In the figure below, 𝐷𝐵𝐶 is an isosceles triangle, angle 𝐶𝐵𝐷 has measure 40 degrees, angle 𝐷𝐶𝐸 has measure 15 degrees, angle 𝐵𝐷𝐶 has measure eight 𝑥 plus 20, and angle 𝐸𝐵𝐶 has measure 11 times 𝑦 minus two. Find the values of 𝑥 and 𝑦.

Let’s find 𝑥 first. Since 𝐷𝐵𝐶 is an isosceles triangle, we know that angles 𝐷𝐶𝐵 and 𝐶𝐵𝐷 are equal. Therefore, angle 𝐵𝐷𝐶 has measure 180 minus 40 minus 40, which is 100 degrees. The question tells us that the measure of angle 𝐵𝐷𝐶 is equal to eight 𝑥 plus 20 degrees.
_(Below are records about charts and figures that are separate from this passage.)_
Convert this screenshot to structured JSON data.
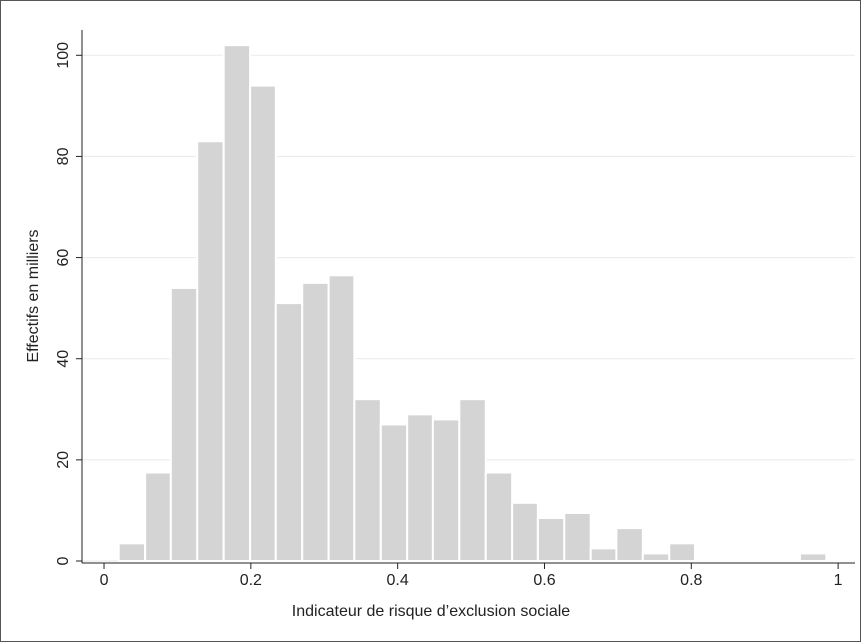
{
  "chart_data": {
    "type": "histogram",
    "x_label": "Indicateur de risque d’exclusion sociale",
    "y_label": "Effectifs en milliers",
    "bins": [
      0.02,
      0.056,
      0.091,
      0.127,
      0.163,
      0.199,
      0.234,
      0.27,
      0.306,
      0.341,
      0.377,
      0.413,
      0.448,
      0.484,
      0.52,
      0.556,
      0.591,
      0.627,
      0.663,
      0.698,
      0.734,
      0.77,
      0.805,
      0.841,
      0.877,
      0.913,
      0.948,
      0.984,
      1.02
    ],
    "values": [
      3.5,
      17.5,
      54,
      83,
      102,
      94,
      51,
      55,
      56.5,
      32,
      27,
      29,
      28,
      32,
      17.5,
      11.5,
      8.5,
      9.5,
      2.5,
      6.5,
      1.5,
      3.5,
      0.3,
      0.1,
      0.1,
      0.1,
      1.5,
      0.3
    ],
    "color": "#d4d4d4",
    "xlim": [
      -0.03,
      1.023
    ],
    "xticks": [
      0,
      0.2,
      0.4,
      0.6,
      0.8,
      1
    ],
    "ylim": [
      0,
      105
    ],
    "yticks": [
      0,
      20,
      40,
      60,
      80,
      100
    ],
    "grid": true
  }
}
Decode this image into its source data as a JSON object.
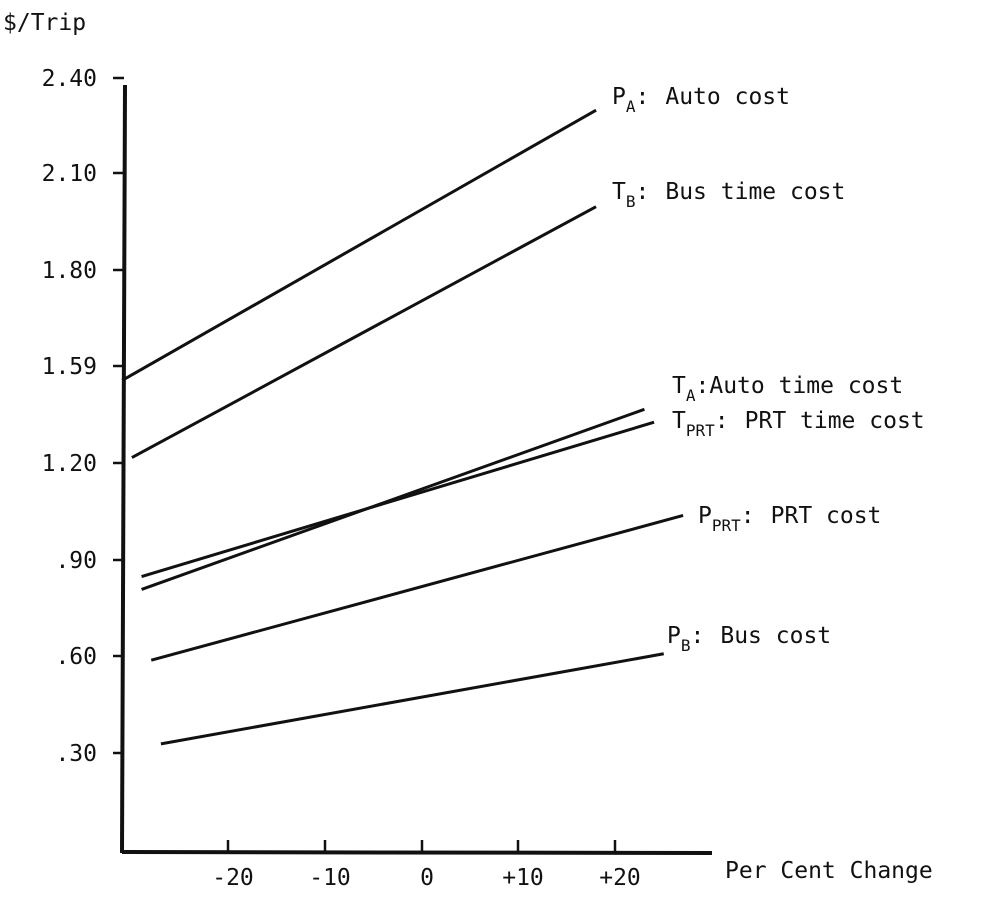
{
  "chart_data": {
    "type": "line",
    "ylabel": "$/Trip",
    "xlabel": "Per Cent Change",
    "y_ticks": [
      ".30",
      ".60",
      ".90",
      "1.20",
      "1.59",
      "1.80",
      "2.10",
      "2.40"
    ],
    "x_ticks": [
      "-20",
      "-10",
      "0",
      "+10",
      "+20"
    ],
    "ylim": [
      0,
      2.4
    ],
    "xlim": [
      -31,
      30
    ],
    "grid": false,
    "series": [
      {
        "name": "Auto cost",
        "symbol": "P",
        "sub": "A",
        "x": [
          -31,
          18
        ],
        "y": [
          1.46,
          2.3
        ]
      },
      {
        "name": "Bus time cost",
        "symbol": "T",
        "sub": "B",
        "x": [
          -30,
          18
        ],
        "y": [
          1.22,
          2.0
        ]
      },
      {
        "name": "Auto time cost",
        "symbol": "T",
        "sub": "A",
        "x": [
          -29,
          23
        ],
        "y": [
          0.81,
          1.37
        ]
      },
      {
        "name": "PRT time cost",
        "symbol": "T",
        "sub": "PRT",
        "x": [
          -29,
          24
        ],
        "y": [
          0.85,
          1.33
        ]
      },
      {
        "name": "PRT cost",
        "symbol": "P",
        "sub": "PRT",
        "x": [
          -28,
          27
        ],
        "y": [
          0.59,
          1.04
        ]
      },
      {
        "name": "Bus cost",
        "symbol": "P",
        "sub": "B",
        "x": [
          -27,
          25
        ],
        "y": [
          0.33,
          0.61
        ]
      }
    ]
  }
}
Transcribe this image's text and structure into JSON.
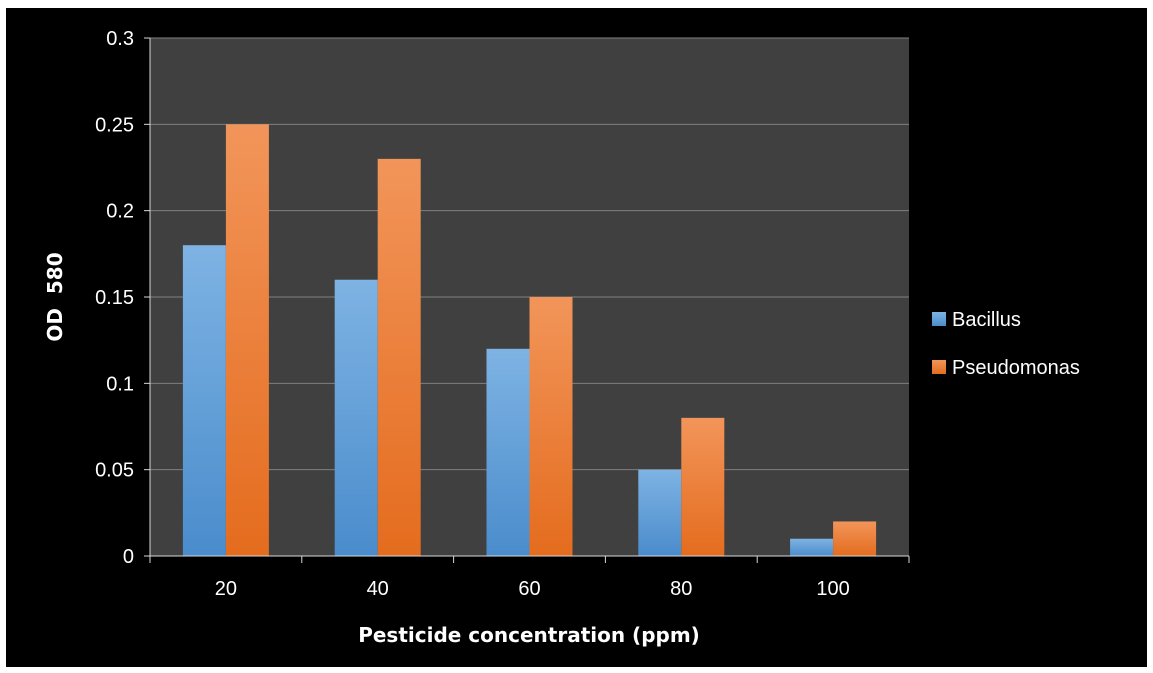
{
  "chart_data": {
    "type": "bar",
    "title": "",
    "xlabel": "Pesticide concentration (ppm)",
    "ylabel": "OD  580",
    "categories": [
      "20",
      "40",
      "60",
      "80",
      "100"
    ],
    "ylim": [
      0,
      0.3
    ],
    "yticks": [
      0,
      0.05,
      0.1,
      0.15,
      0.2,
      0.25,
      0.3
    ],
    "ytick_labels": [
      "0",
      "0.05",
      "0.1",
      "0.15",
      "0.2",
      "0.25",
      "0.3"
    ],
    "grid": true,
    "legend_position": "right",
    "series": [
      {
        "name": "Bacillus",
        "values": [
          0.18,
          0.16,
          0.12,
          0.05,
          0.01
        ],
        "color": "#5b9bd5"
      },
      {
        "name": "Pseudomonas",
        "values": [
          0.25,
          0.23,
          0.15,
          0.08,
          0.02
        ],
        "color": "#ed7d31"
      }
    ],
    "colors": {
      "background": "#000000",
      "plot_area": "#404040",
      "gridline": "#7f7f7f",
      "text": "#ffffff"
    }
  }
}
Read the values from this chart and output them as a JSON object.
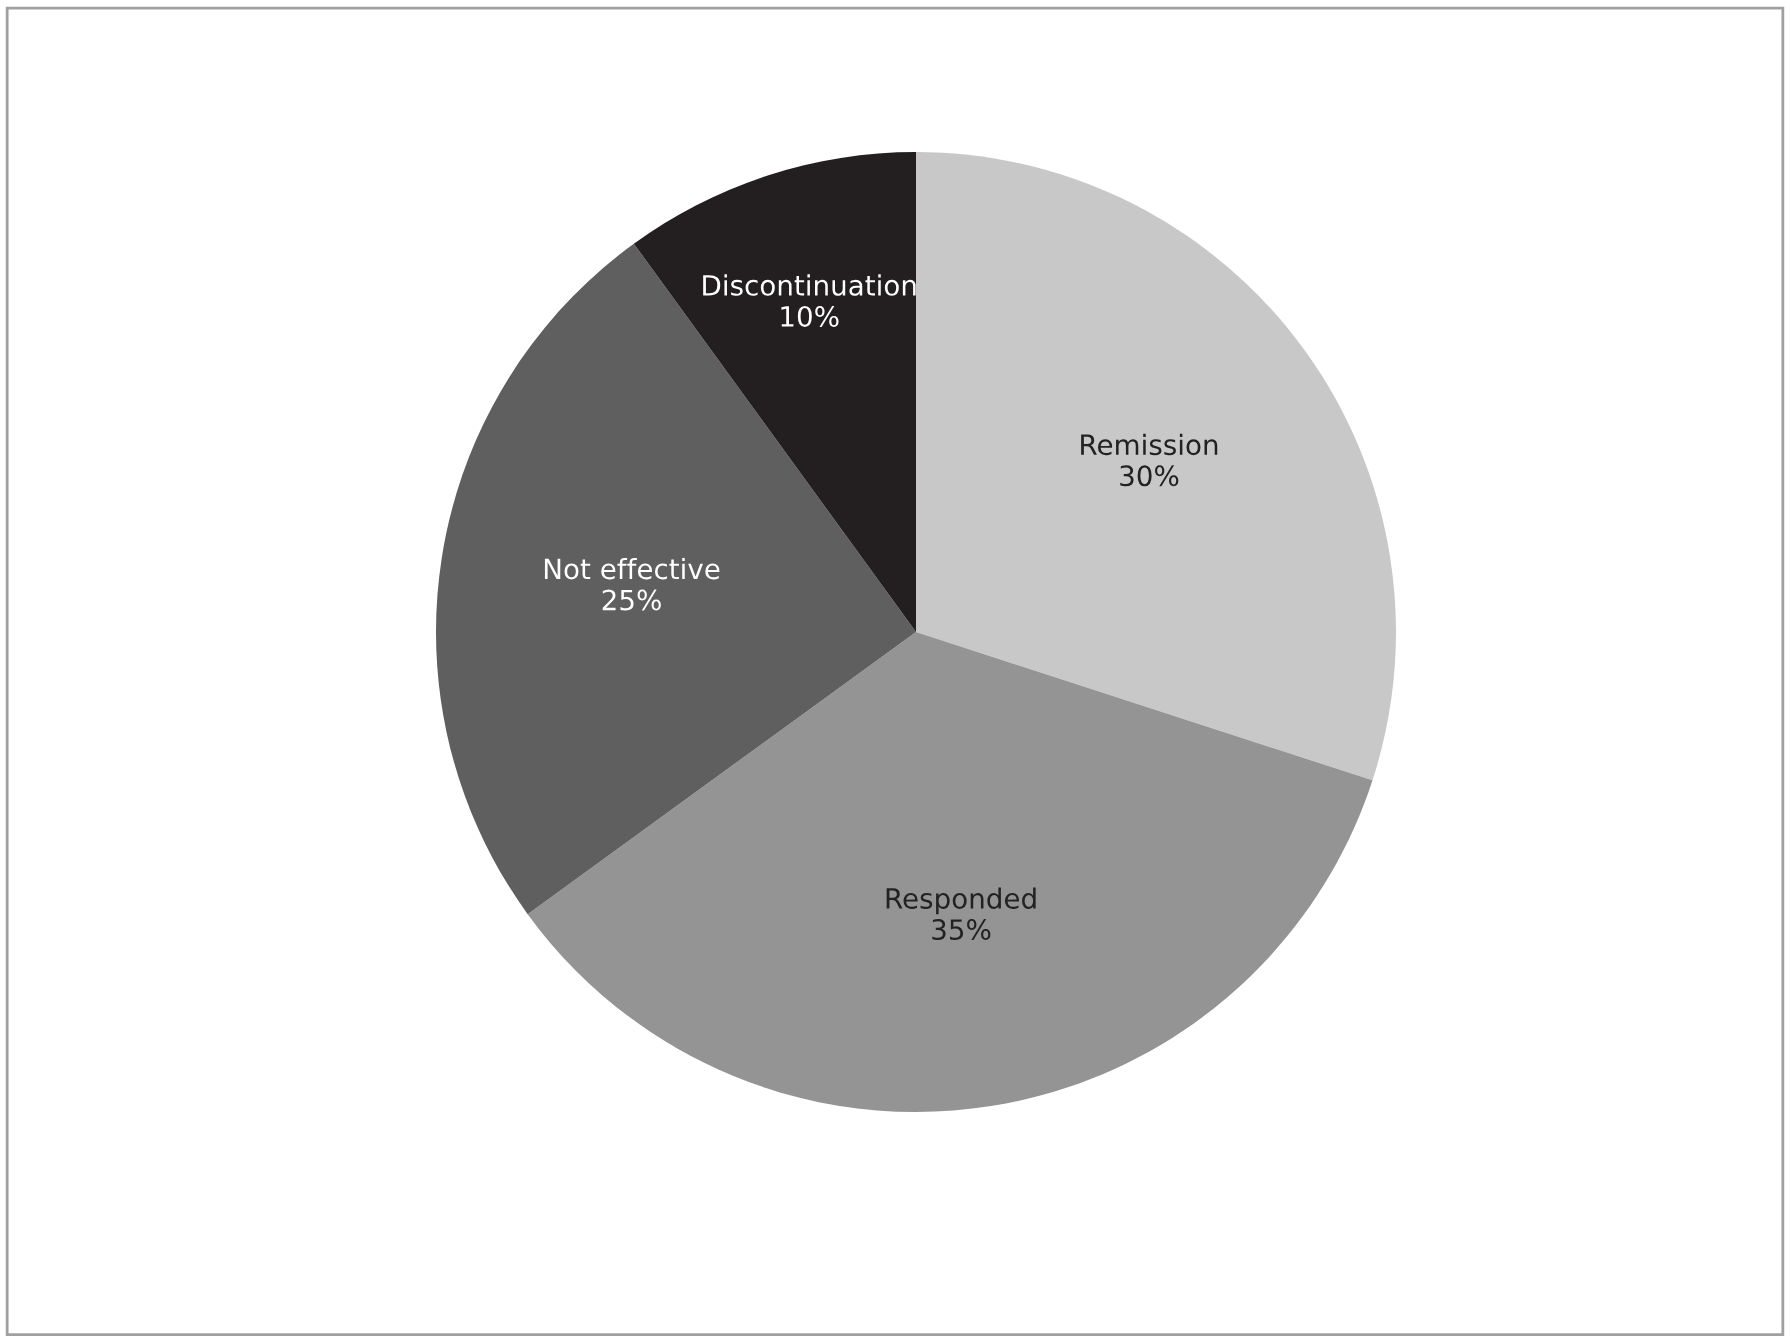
{
  "chart_data": {
    "type": "pie",
    "categories": [
      "Remission",
      "Responded",
      "Not effective",
      "Discontinuation"
    ],
    "values": [
      30,
      35,
      25,
      10
    ],
    "value_labels": [
      "30%",
      "35%",
      "25%",
      "10%"
    ],
    "colors": [
      "#c8c8c8",
      "#949494",
      "#5f5f60",
      "#231f20"
    ]
  }
}
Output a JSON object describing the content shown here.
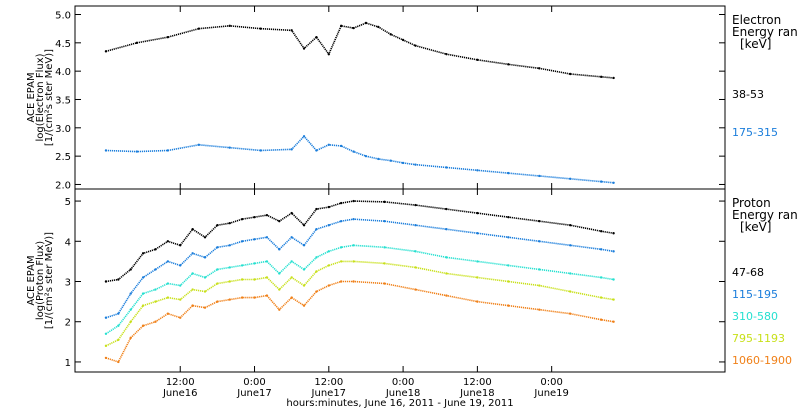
{
  "chart_data": [
    {
      "type": "scatter",
      "panel": "electron",
      "ylabel": [
        "ACE EPAM",
        "log(Electron Flux)",
        "[1/(cm²s ster MeV)]"
      ],
      "ylim": [
        1.92,
        5.15
      ],
      "yticks": [
        "2.0",
        "2.5",
        "3.0",
        "3.5",
        "4.0",
        "4.5",
        "5.0"
      ],
      "legend_title": [
        "Electron",
        "Energy ran",
        "[keV]"
      ],
      "series": [
        {
          "name": "38-53",
          "color": "#000000",
          "x": [
            0,
            5,
            10,
            15,
            20,
            25,
            30,
            32,
            34,
            36,
            38,
            40,
            42,
            44,
            46,
            48,
            50,
            55,
            60,
            65,
            70,
            75,
            80,
            82
          ],
          "y": [
            4.35,
            4.5,
            4.6,
            4.75,
            4.8,
            4.75,
            4.72,
            4.4,
            4.6,
            4.3,
            4.8,
            4.76,
            4.85,
            4.78,
            4.65,
            4.55,
            4.45,
            4.3,
            4.2,
            4.12,
            4.05,
            3.95,
            3.9,
            3.88
          ]
        },
        {
          "name": "175-315",
          "color": "#1a7ddb",
          "x": [
            0,
            5,
            10,
            15,
            20,
            25,
            30,
            32,
            34,
            36,
            38,
            40,
            42,
            44,
            46,
            48,
            50,
            55,
            60,
            65,
            70,
            75,
            80,
            82
          ],
          "y": [
            2.6,
            2.58,
            2.6,
            2.7,
            2.65,
            2.6,
            2.62,
            2.85,
            2.6,
            2.7,
            2.68,
            2.58,
            2.5,
            2.45,
            2.42,
            2.38,
            2.35,
            2.3,
            2.25,
            2.2,
            2.15,
            2.1,
            2.05,
            2.03
          ]
        }
      ]
    },
    {
      "type": "scatter",
      "panel": "proton",
      "ylabel": [
        "ACE EPAM",
        "log(Proton Flux)",
        "[1/(cm²s ster MeV)]"
      ],
      "ylim": [
        0.75,
        5.3
      ],
      "yticks": [
        "1",
        "2",
        "3",
        "4",
        "5"
      ],
      "legend_title": [
        "Proton",
        "Energy ran",
        "[keV]"
      ],
      "series": [
        {
          "name": "47-68",
          "color": "#000000",
          "x": [
            0,
            2,
            4,
            6,
            8,
            10,
            12,
            14,
            16,
            18,
            20,
            22,
            24,
            26,
            28,
            30,
            32,
            34,
            36,
            38,
            40,
            45,
            50,
            55,
            60,
            65,
            70,
            75,
            80,
            82
          ],
          "y": [
            3.0,
            3.05,
            3.3,
            3.7,
            3.8,
            4.0,
            3.9,
            4.3,
            4.1,
            4.4,
            4.45,
            4.55,
            4.6,
            4.65,
            4.5,
            4.7,
            4.4,
            4.8,
            4.85,
            4.95,
            5.0,
            4.98,
            4.9,
            4.8,
            4.7,
            4.6,
            4.5,
            4.4,
            4.25,
            4.2
          ]
        },
        {
          "name": "115-195",
          "color": "#1a7ddb",
          "x": [
            0,
            2,
            4,
            6,
            8,
            10,
            12,
            14,
            16,
            18,
            20,
            22,
            24,
            26,
            28,
            30,
            32,
            34,
            36,
            38,
            40,
            45,
            50,
            55,
            60,
            65,
            70,
            75,
            80,
            82
          ],
          "y": [
            2.1,
            2.2,
            2.7,
            3.1,
            3.3,
            3.5,
            3.4,
            3.7,
            3.6,
            3.85,
            3.9,
            4.0,
            4.05,
            4.1,
            3.8,
            4.1,
            3.9,
            4.3,
            4.4,
            4.5,
            4.55,
            4.5,
            4.4,
            4.3,
            4.2,
            4.1,
            4.0,
            3.9,
            3.8,
            3.75
          ]
        },
        {
          "name": "310-580",
          "color": "#26e0d0",
          "x": [
            0,
            2,
            4,
            6,
            8,
            10,
            12,
            14,
            16,
            18,
            20,
            22,
            24,
            26,
            28,
            30,
            32,
            34,
            36,
            38,
            40,
            45,
            50,
            55,
            60,
            65,
            70,
            75,
            80,
            82
          ],
          "y": [
            1.7,
            1.9,
            2.3,
            2.7,
            2.8,
            2.95,
            2.9,
            3.2,
            3.1,
            3.3,
            3.35,
            3.4,
            3.45,
            3.5,
            3.2,
            3.5,
            3.3,
            3.6,
            3.75,
            3.85,
            3.9,
            3.85,
            3.75,
            3.6,
            3.5,
            3.4,
            3.3,
            3.2,
            3.1,
            3.05
          ]
        },
        {
          "name": "795-1193",
          "color": "#c8e01a",
          "x": [
            0,
            2,
            4,
            6,
            8,
            10,
            12,
            14,
            16,
            18,
            20,
            22,
            24,
            26,
            28,
            30,
            32,
            34,
            36,
            38,
            40,
            45,
            50,
            55,
            60,
            65,
            70,
            75,
            80,
            82
          ],
          "y": [
            1.4,
            1.55,
            2.0,
            2.4,
            2.5,
            2.6,
            2.55,
            2.8,
            2.75,
            2.95,
            3.0,
            3.05,
            3.05,
            3.1,
            2.8,
            3.1,
            2.9,
            3.25,
            3.4,
            3.5,
            3.5,
            3.45,
            3.35,
            3.2,
            3.1,
            3.0,
            2.9,
            2.75,
            2.6,
            2.55
          ]
        },
        {
          "name": "1060-1900",
          "color": "#f08018",
          "x": [
            0,
            2,
            4,
            6,
            8,
            10,
            12,
            14,
            16,
            18,
            20,
            22,
            24,
            26,
            28,
            30,
            32,
            34,
            36,
            38,
            40,
            45,
            50,
            55,
            60,
            65,
            70,
            75,
            80,
            82
          ],
          "y": [
            1.1,
            1.0,
            1.6,
            1.9,
            2.0,
            2.2,
            2.1,
            2.4,
            2.35,
            2.5,
            2.55,
            2.6,
            2.6,
            2.65,
            2.3,
            2.6,
            2.4,
            2.75,
            2.9,
            3.0,
            3.0,
            2.95,
            2.8,
            2.65,
            2.5,
            2.4,
            2.3,
            2.2,
            2.05,
            2.0
          ]
        }
      ]
    }
  ],
  "xaxis": {
    "xlim": [
      -5,
      100
    ],
    "ticks": [
      {
        "x": 12,
        "time": "12:00",
        "date": "June16"
      },
      {
        "x": 24,
        "time": "0:00",
        "date": "June17"
      },
      {
        "x": 36,
        "time": "12:00",
        "date": "June17"
      },
      {
        "x": 48,
        "time": "0:00",
        "date": "June18"
      },
      {
        "x": 60,
        "time": "12:00",
        "date": "June18"
      },
      {
        "x": 72,
        "time": "0:00",
        "date": "June19"
      }
    ],
    "title": "hours:minutes, June 16, 2011 - June 19, 2011"
  }
}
Substituting in our value of 100 for the measure of 𝐵𝐷𝐶 and simplifying, we find that 𝑥 equals 10.

Since angles 𝐷𝐵𝐸 and 𝐷𝐶𝐸 are subtended by the same arc, they must be equal. We are told that the measure of 𝐷𝐶𝐸 is 15 degrees. Therefore, the measure of 𝐷𝐵𝐸 is 15 degrees too. Therefore, angle 𝐸𝐵𝐶, which is the sum of angles 𝐶𝐵𝐷 and 𝐷𝐵𝐸, has measure 40 plus 15, which is 55. We are told that the measure of 𝐸𝐵𝐶 is equal to 11 times 𝑦 minus two degrees. We can now substitute in our value of 55 for the measure of 𝐸𝐵𝐶 and simplify, giving us 𝑦 equals seven. The answer to the question is 𝑥 equals 10 and 𝑦 equals seven.